Note that b will be quantified before a in the type of m. In the promoted version of m, however, the type variables are quantified in the opposite order:

class PC b where
  type M (x :: a) (y :: b) :: a
  type M x y = MDefault x y

type MDefault :: a -> b -> a
type family MDefault x y where
  MDefault x (_ :: b) = x

This makes it less clear what to do when TypeAbstractions are involved:

class C b where
  m :: forall a. a -> b -> a
  m @a (x :: a) _ = x

Two possible options for promoting this to MDefault are:

  1. type MDefault :: a -> b -> a
    type family MDefault x y where
     MDefault @a x (_ :: b) = x
  2. type MDefault :: forall b a. a -> b -> a
    type family MDefault x y where
     MDefault @_ @a x (_ :: b) = x

Option (1) might appear simpler at a first glance, but generating that code would require us to ignore our earlier rule about inserting @_s. In fact, the more I think about it, I actually think that option (1) would be harder, since it would require swizzling around the invisible type variable arguments to match whatever order singletons-th happens to pick for MDefault's standalone kind signature.

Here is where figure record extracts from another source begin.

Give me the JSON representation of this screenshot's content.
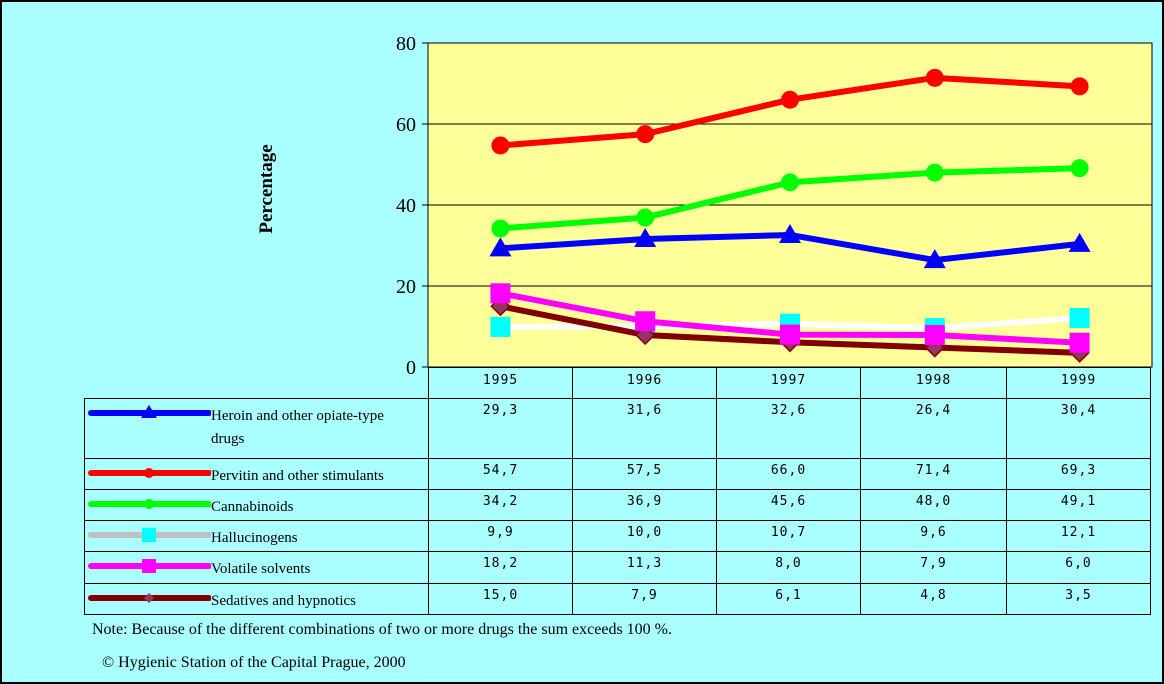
{
  "chart_data": {
    "type": "line",
    "x": [
      "1995",
      "1996",
      "1997",
      "1998",
      "1999"
    ],
    "ylabel": "Percentage",
    "ylim": [
      0,
      80
    ],
    "yticks": [
      "0",
      "20",
      "40",
      "60",
      "80"
    ],
    "grid": true,
    "legend": "table-bottom-left",
    "plot_background": "#ffff99",
    "series": [
      {
        "name": "Heroin and other opiate-type drugs",
        "color": "#0000ff",
        "marker": "triangle",
        "values": [
          29.3,
          31.6,
          32.6,
          26.4,
          30.4
        ],
        "labels": [
          "29,3",
          "31,6",
          "32,6",
          "26,4",
          "30,4"
        ]
      },
      {
        "name": "Pervitin and other stimulants",
        "color": "#ff0000",
        "marker": "circle",
        "values": [
          54.7,
          57.5,
          66.0,
          71.4,
          69.3
        ],
        "labels": [
          "54,7",
          "57,5",
          "66,0",
          "71,4",
          "69,3"
        ]
      },
      {
        "name": "Cannabinoids",
        "color": "#00ff00",
        "marker": "circle",
        "values": [
          34.2,
          36.9,
          45.6,
          48.0,
          49.1
        ],
        "labels": [
          "34,2",
          "36,9",
          "45,6",
          "48,0",
          "49,1"
        ]
      },
      {
        "name": "Hallucinogens",
        "color": "#ffffff",
        "legend_color": "#c0c0c0",
        "marker_color": "#00ffff",
        "marker": "square",
        "values": [
          9.9,
          10.0,
          10.7,
          9.6,
          12.1
        ],
        "labels": [
          "9,9",
          "10,0",
          "10,7",
          "9,6",
          "12,1"
        ]
      },
      {
        "name": "Volatile solvents",
        "color": "#ff00ff",
        "marker": "square",
        "values": [
          18.2,
          11.3,
          8.0,
          7.9,
          6.0
        ],
        "labels": [
          "18,2",
          "11,3",
          "8,0",
          "7,9",
          "6,0"
        ]
      },
      {
        "name": "Sedatives and hypnotics",
        "color": "#800000",
        "marker_color": "#993366",
        "marker": "diamond",
        "values": [
          15.0,
          7.9,
          6.1,
          4.8,
          3.5
        ],
        "labels": [
          "15,0",
          "7,9",
          "6,1",
          "4,8",
          "3,5"
        ]
      }
    ]
  },
  "notes": {
    "note": "Note: Because of the different combinations of two or more drugs the sum exceeds 100 %.",
    "copyright": "© Hygienic Station of the Capital Prague, 2000"
  }
}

Option (2), on the other hand, would be more consistent with the example above, since we'd continue to apply the insert-@_s rule. Note that the standalone kind signature that singletons-th generates for MDefault (as well as other "default" type families) doesn't yet have an explicit forall, but we could make it have one.

RyanGlScott commented 3 months ago

591 takes one step towards option (2), as it ensures that type families like MDefault are given explicit foralls. The catch is that the order of the foralls isn't guaranteed to be in the expected order, but after #596 lands, we can guarantee that the order will be preserved for class methods whose parent class has a standalone kind signature. As such, we should land #591 and #596 first before making further progress on this.

RyanGlScott commented 2 months ago

After discovering a regression, I've reverted #596 (in #606). As such, we cannot guarantee the order of kind variables for promoted class methods after all. This means that if we wanted to support invisible type patterns in class method defaults, then we would have no choice but to go with option (1). This means that we would need to swizzle around the invisible type patterns to match whatever type variable order singletons-th happens to pick in the promoted kind.

Is this doable? Perhaps. But it would be somewhat tedious to do so, and I'm not exactly excited about implementing it. As such, I'm inclined to decide that singletons-th doesn't support invisible type patterns in class method defaults at all. If someone asks for this feature later, we could revisit this.

RyanGlScott commented 2 months ago

We also can't reliably guarantee the order of type variables for let- or where-bound functions, as they aren't given standalone kind signatures (see https://github.com/goldfirere/singletons/issues/378#issuecomment-584096320). As such, it would also be challenging to support the use of invisible type patterns in let- or where-bound functions.

Thinking about this more, this issue is really just a new twist on the old problem of not being able to guarantee the order of type variables, first described in #378. The last update on #378 was that we opted not to promote visible type applications because singletons-th cannot guarantee the order of type variables in enough places for it to work reliably. (I continue to be on the fence about this position, but that's where things left off.) For the sake of consistency, we should apply the same position to invisible type patterns as well.